In Alteryx, the Headers will be in a separate column to the body of the response – see below.
The website’s ability to remember your client is logged in is critical to successfully webscraping a login-only site.
You may notice that there is a ‘Set-Cookie’ header returned when you login.
Look at the value for Set-Cookie received when you login via Inspect, keep recording and then click on a different webpage (while logged in). You will notice that the Set-Cookie value (received in Response Headers in the login POST request) is being used in Request Headers for the following loading of webpages.
Cookies are messages stored by your client which help websites remember you and also remember whether you are logged in or not. So this Set-Cookie you receive from logging in is effectively a token you receive which prove you are logged in.
By extracting the Value accompanying the ‘Set-Cookie’ Header from the first Download tool, you can use a second Download tool, with whatever HTTP action you want, which uses this cookie in the Headers tab. This second Download tool will appear as a logged in client to the server due to showing this cookie.

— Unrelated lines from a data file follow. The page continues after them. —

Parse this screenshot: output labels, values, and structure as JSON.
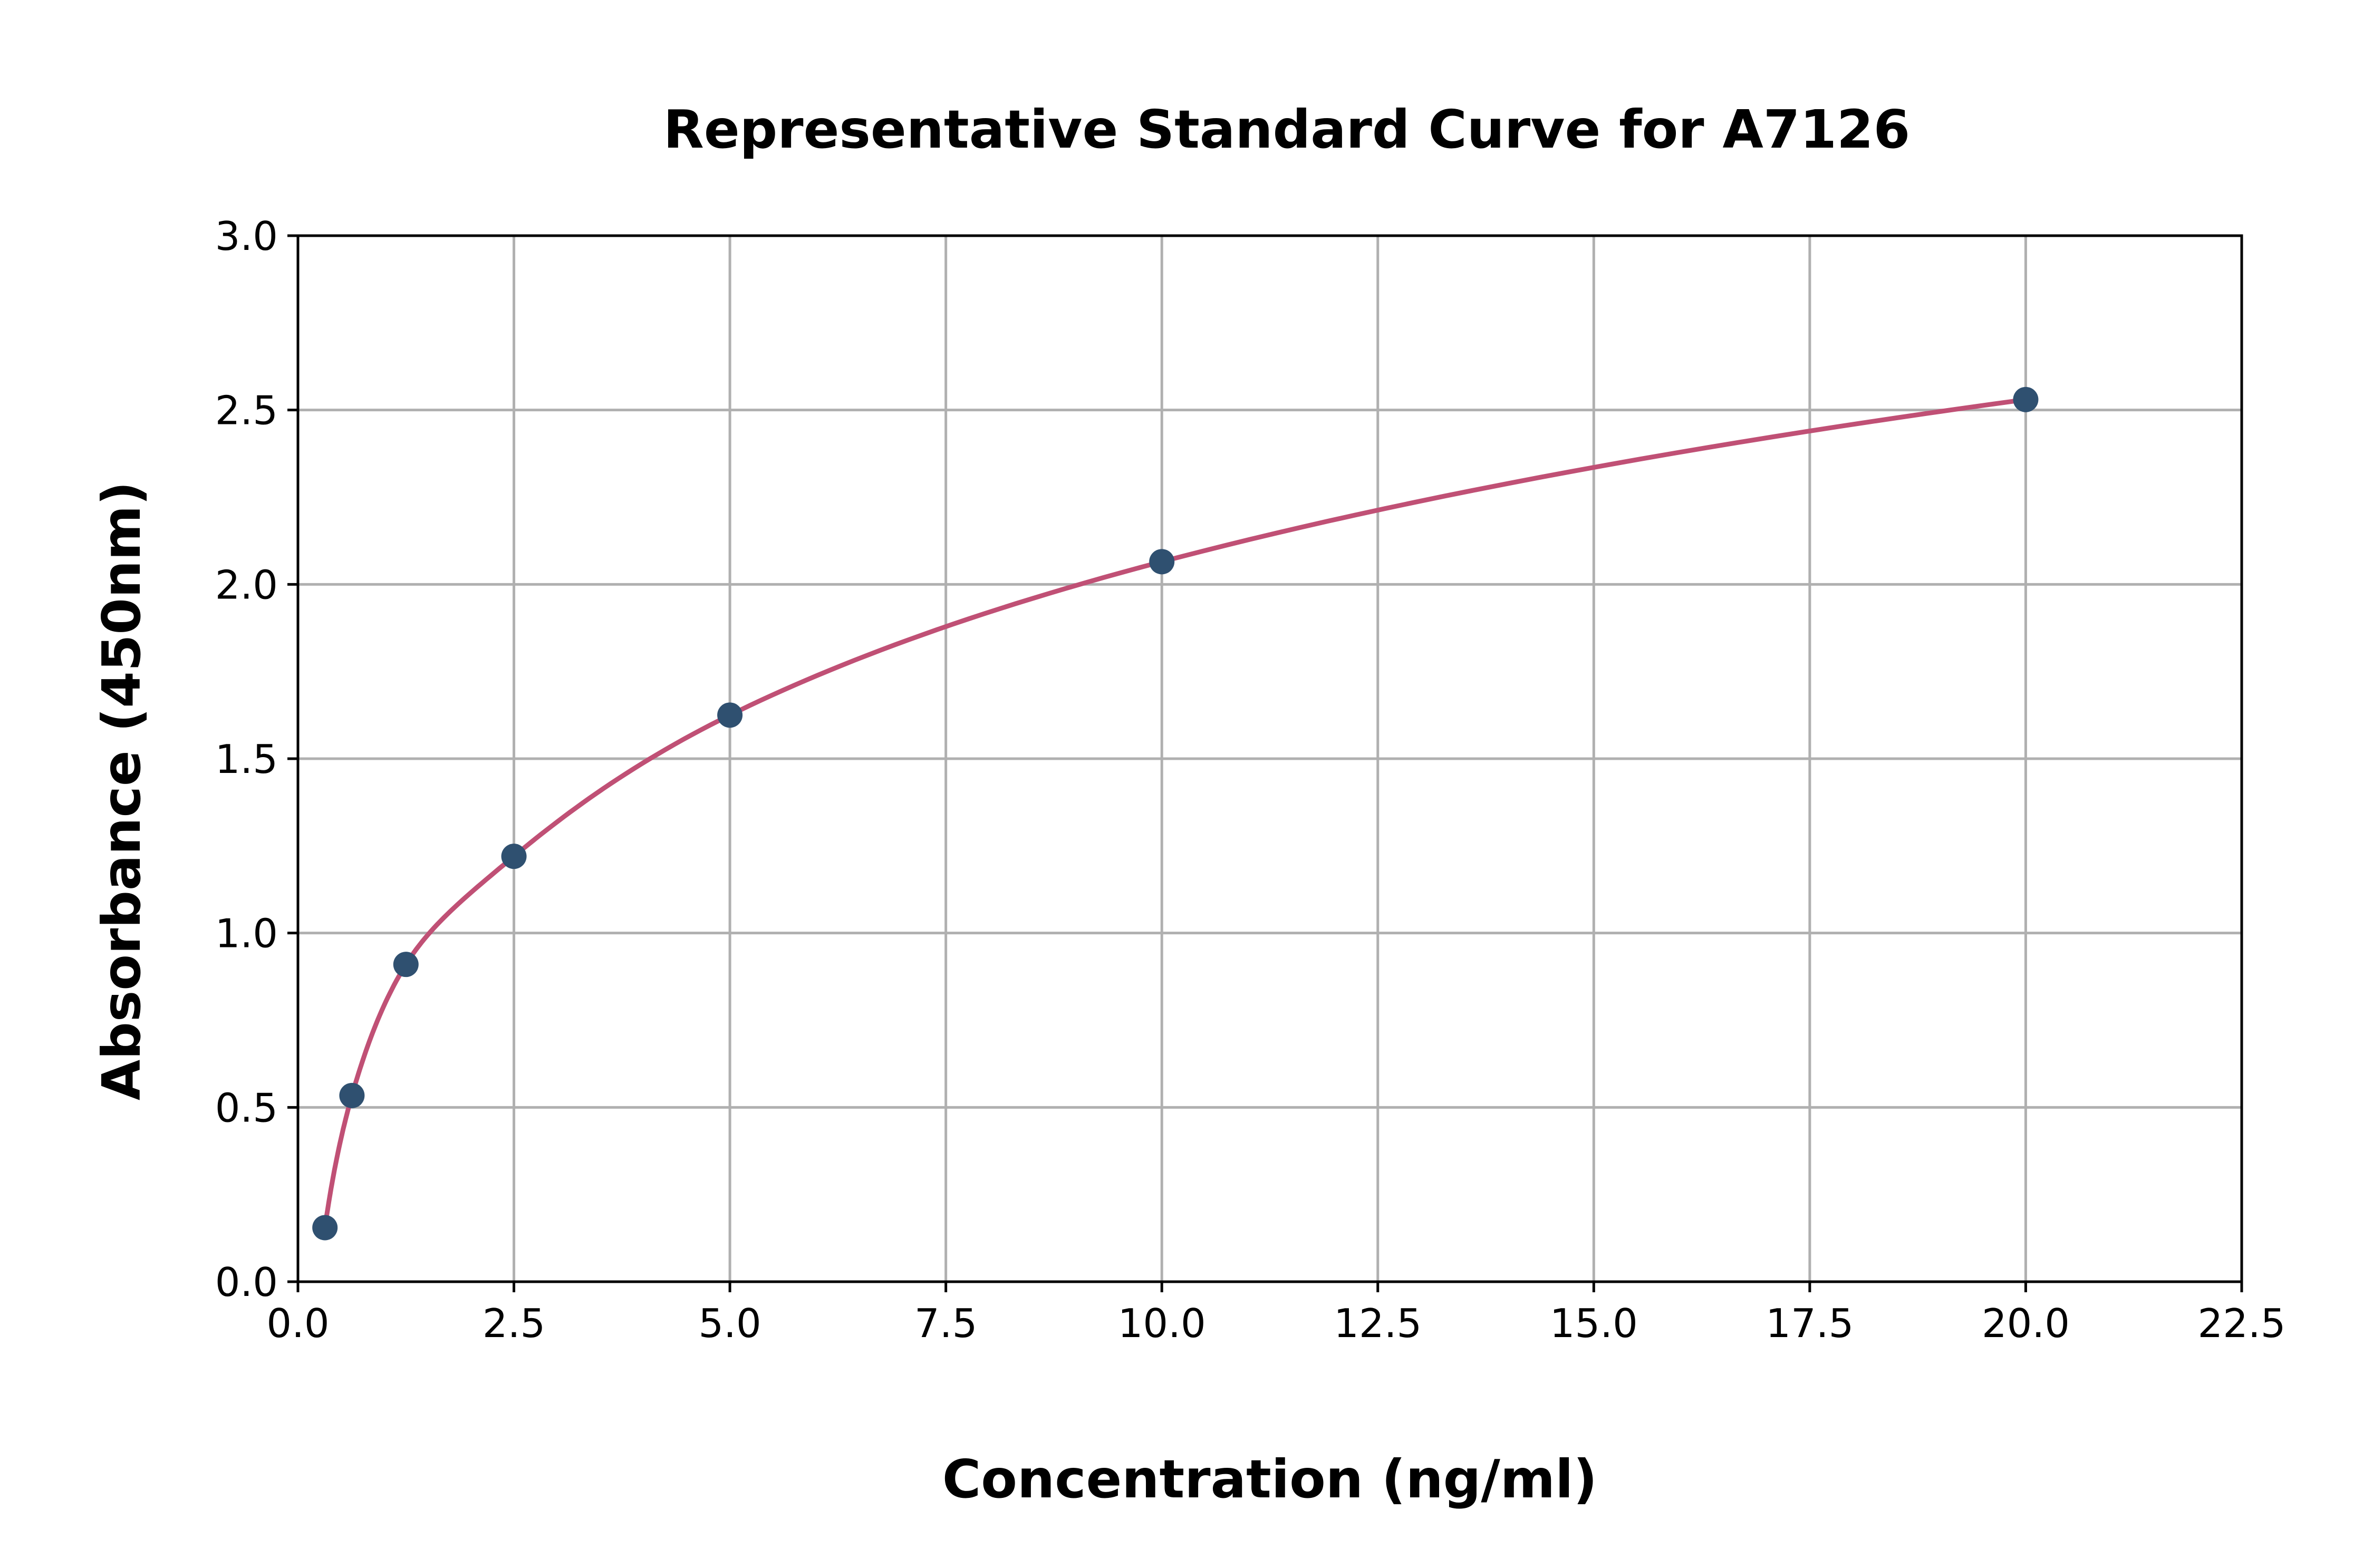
{
  "chart_data": {
    "type": "scatter",
    "title": "Representative Standard Curve for A7126",
    "xlabel": "Concentration (ng/ml)",
    "ylabel": "Absorbance (450nm)",
    "xlim": [
      0,
      22.5
    ],
    "ylim": [
      0,
      3.0
    ],
    "xticks": [
      "0.0",
      "2.5",
      "5.0",
      "7.5",
      "10.0",
      "12.5",
      "15.0",
      "17.5",
      "20.0",
      "22.5"
    ],
    "yticks": [
      "0.0",
      "0.5",
      "1.0",
      "1.5",
      "2.0",
      "2.5",
      "3.0"
    ],
    "grid": true,
    "points": [
      {
        "x": 0.3125,
        "y": 0.155
      },
      {
        "x": 0.625,
        "y": 0.534
      },
      {
        "x": 1.25,
        "y": 0.91
      },
      {
        "x": 2.5,
        "y": 1.22
      },
      {
        "x": 5,
        "y": 1.625
      },
      {
        "x": 10,
        "y": 2.065
      },
      {
        "x": 20,
        "y": 2.53
      }
    ],
    "fit_curve": true,
    "colors": {
      "points": "#2f5070",
      "curve": "#c05075",
      "grid": "#b0b0b0"
    }
  }
}
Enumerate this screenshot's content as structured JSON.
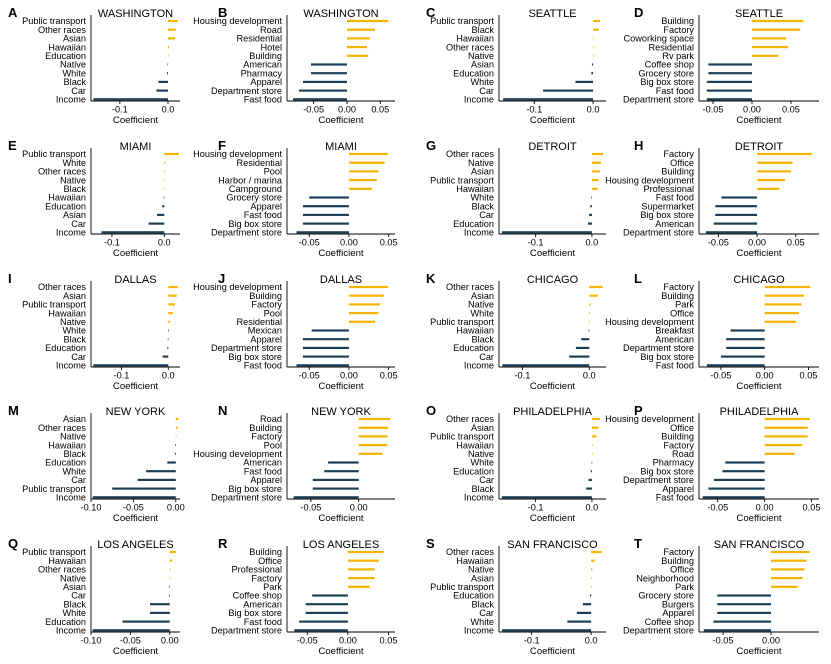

This is how I parsed the Set-Cookie in DownloadHeaders from the first Download tool. In short, I used Text-to-Columns to separate out the DownloadHeaders field with ‘\n’ as a delimiter, regex to filter only the row with Set-Cookie and then used a Formula tool to replace the old Cookie value with the Set-Cookie value.
Now, the second Download is configured with the updated Cookie field.
Like for the initial login stage, using Inspect is great for configuring the second Download to mimick viewing a webpage while logged in.
As you can see above, in this case it is a GET request, so to replicate the process in Alteryx you need to configure the second Download to GET:
You also need to copy the Request Headers used in the HTTP action your web browser uses (e.g. User-Agent – this is used to trick the server into treating your Alteryx the same as a web browser).
With the login cookie received from the initial login POST action and the correct Request Headers, the second Download tool will now correctly webscrape the pages specified as if it’s a logged in web browser.
You are then free to parse out the data from the second Download tool to your heart’s desire!